The first impact is a crack that splits the air, a bright, shocking pain that blossoms across my backside and steals my breath. My fingers tighten against the desk, knuckles whitening as the sensation blooms outward, heat chasing the impact. I grit my teeth and do not move.

“Count,” he says. Of course.

“...One,” I manage.

The second strike lands before the first wave of fire has crested, a precise, overlapping agony that forces a choked gasp from my throat. Shame follows the pain, a hot, rushing tide that has nothing to do with the act itself and everything to do with my body's traitorous response, the way my hips jerk forward, the slick heat gathering between my thighs.

“...Two," I comply.

Each measured blow is a lesson written in stinging sensation, erasing the detective, the investigator, leaving only the raw material he intends to shape. Each blow lands the same way. There is no anger or excess, just excruciating punishment. This is not about pain, it is about control. He is breaking me down and rebuilding it correctly.

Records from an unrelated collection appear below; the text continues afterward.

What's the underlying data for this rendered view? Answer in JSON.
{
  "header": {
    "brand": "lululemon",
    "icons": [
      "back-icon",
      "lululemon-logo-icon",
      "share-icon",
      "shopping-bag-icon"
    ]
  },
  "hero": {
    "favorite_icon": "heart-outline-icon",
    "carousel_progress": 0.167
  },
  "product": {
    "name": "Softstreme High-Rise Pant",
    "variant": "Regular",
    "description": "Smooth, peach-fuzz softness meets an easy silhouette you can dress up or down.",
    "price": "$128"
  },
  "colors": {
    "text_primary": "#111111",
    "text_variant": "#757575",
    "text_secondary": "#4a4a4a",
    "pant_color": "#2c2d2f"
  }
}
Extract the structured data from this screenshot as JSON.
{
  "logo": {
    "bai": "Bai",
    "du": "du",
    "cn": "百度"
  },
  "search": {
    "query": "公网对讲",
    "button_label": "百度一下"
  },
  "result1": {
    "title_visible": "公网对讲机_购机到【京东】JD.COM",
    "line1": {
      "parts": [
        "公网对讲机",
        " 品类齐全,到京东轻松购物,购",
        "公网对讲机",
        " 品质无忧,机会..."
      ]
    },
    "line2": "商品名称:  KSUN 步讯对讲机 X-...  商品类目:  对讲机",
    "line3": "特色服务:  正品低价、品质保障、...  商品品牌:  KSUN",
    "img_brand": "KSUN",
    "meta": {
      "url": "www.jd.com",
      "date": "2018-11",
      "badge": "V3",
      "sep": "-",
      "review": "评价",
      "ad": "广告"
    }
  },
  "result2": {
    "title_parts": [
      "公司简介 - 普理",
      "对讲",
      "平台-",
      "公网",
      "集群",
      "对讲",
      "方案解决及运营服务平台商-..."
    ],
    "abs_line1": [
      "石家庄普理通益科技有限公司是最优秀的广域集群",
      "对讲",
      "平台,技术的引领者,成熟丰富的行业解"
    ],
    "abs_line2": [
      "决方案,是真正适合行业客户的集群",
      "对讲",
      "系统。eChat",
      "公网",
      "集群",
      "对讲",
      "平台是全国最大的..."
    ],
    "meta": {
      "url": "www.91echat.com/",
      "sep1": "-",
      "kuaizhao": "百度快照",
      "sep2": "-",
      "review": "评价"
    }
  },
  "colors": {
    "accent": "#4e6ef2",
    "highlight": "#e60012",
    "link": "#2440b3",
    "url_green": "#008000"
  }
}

Tears blur my vision, dripping onto the dusty metal below, but I make no sound beyond the ragged pull of my breath. This is the price, the brutal baptism. He is not punishing a person; he is forging a tool. The paddle lifts again, a silent promise in the thick air. I hear the faint creak of wood in his grip.

My body, slick with sweat and humming with a strange, dark energy, acts before my mind can protest. I arch my spine, lifting my stinging flesh to meet the next descent, an offering and a defiance in one fluid motion. The wood connects with a solid, wet-sounding thwack that jolts through my entire frame.

This time a low, guttural sound is punched from my lungs, not a cry of pain, but something deeper, a recognition. The sharp sting blossoms into a deep, radiating heat that seems to sink into my bones. He pauses, the absence of the next strike a tension all its own.

By the time I reach five, my breathing is uneven. By ten, my shoulders are trembling. Not from weakness, from the effort of holding steady, of refusing to flinch, of refusing to give him anything that is not asked for. “Again,” he says. I almost laugh. It dies in my throat before it can make a sound.

So I count again. Because I chose this. Walking out would have been easier, and I am starting to understand that the easy road is not always the right one. The next impact is not measured or instructive; it is a cruel, slap of the paddle that lands with a **** that rattles the desk. A sharp cry escapes me, unbidden. He doesn't wait, laying down a rapid, brutal series of blows that turn the previous heat into a roaring inferno of pure sensation.

My vision swims, my fingers scrambling for purchase on the slick metal. The pain is a blinding white wall, and with each strike, a piece of my resistance shatters and falls away. I am nothing but this searing, shameful present, a canvas for his brutal art. When it is finally over, the room is silent again except for the sound of my breathing. He does not offer comfort.